Não é exagero dizer que o papel aceita tudo. Já o concreto… O concreto cobra. Cobra caro. E com juros emocionais.
Fui contratado para elaborar dois projetos muito parecidos. Dois andares, arquitetura moderna, interiores generosos, fachada imponente, uma escada que fazia pose para self e suítes com varanda. Eram casas irmãs, não gêmeas. Tinham o mesmo espírito, a mesma ambição. Mas tomaram caminhos diferentes.

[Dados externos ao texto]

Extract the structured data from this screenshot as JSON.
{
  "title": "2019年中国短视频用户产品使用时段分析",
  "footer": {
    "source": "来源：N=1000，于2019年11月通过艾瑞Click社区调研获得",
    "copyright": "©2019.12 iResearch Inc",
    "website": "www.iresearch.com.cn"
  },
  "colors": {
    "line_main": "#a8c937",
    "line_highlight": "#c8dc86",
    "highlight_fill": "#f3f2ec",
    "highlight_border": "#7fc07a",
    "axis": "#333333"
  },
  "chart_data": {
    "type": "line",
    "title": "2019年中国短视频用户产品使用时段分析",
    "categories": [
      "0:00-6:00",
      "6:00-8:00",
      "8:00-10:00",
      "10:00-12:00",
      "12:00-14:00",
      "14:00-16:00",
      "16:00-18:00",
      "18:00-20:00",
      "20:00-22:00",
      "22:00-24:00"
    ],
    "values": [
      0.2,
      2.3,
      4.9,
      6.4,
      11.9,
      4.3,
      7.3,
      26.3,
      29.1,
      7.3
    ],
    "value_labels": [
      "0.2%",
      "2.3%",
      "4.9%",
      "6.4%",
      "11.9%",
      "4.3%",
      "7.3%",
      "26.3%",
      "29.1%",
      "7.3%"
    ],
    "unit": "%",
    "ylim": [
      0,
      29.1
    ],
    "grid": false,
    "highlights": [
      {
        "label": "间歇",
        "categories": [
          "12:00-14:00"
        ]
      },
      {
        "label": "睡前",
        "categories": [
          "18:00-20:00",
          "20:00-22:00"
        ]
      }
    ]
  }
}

Na primeira, os clientes eram decididos. Gente que queria viver bem, mas não fazer da obra um palco de loucura. Era uma dança educada entre sonho e viabilidade. Resolveram tudo no projeto. Cada tomada, cada pilar, até o mobiliário. Não mudaram uma vírgula depois do "aprovado". E quando a obra começou, era como assistir a uma orquestra afinada. O orçamento foi seguido com disciplina suíça. O cronograma, pontual como missa de domingo. Quando entreguei a chave, havia algo de sagrado no gesto. A casa estava pronta e a vida deles também.
Já a segunda… Ah, essa foi uma novela mexicana com roteiro de tragédia grega. O casal era do tipo "intuitivo" e aprovou o projeto com entusiasmo, mas, no fundo, só estavam brincando de arquitetar.
A cada semana, um novo delírio: "E se colocarmos um espelho d’água aqui?" "E se invertermos a suíte com o escritório?" "E se fizermos um jardim de inverno no meio da cozinha?"
O projeto virou sugestão. A planilha, uma ficção. A obra virou um organismo instável, mutante, uma criatura que se transformava diante dos meus olhos. E como todo mutante, ela precisava de mais: mais tempo, mais dinheiro, mais tolerância.
Ambas ficaram lindas, mas uma delas, custou o dobro de dinheiro, levou o dobro de tempo. E consumiu o triplo da minha paciência.
Arquitetura, meu caro, é decisão. O maior luxo de uma obra não está nos acabamentos nem nos metros quadrados: está na sabedoria de seguir o que foi pensado antes do tijolo.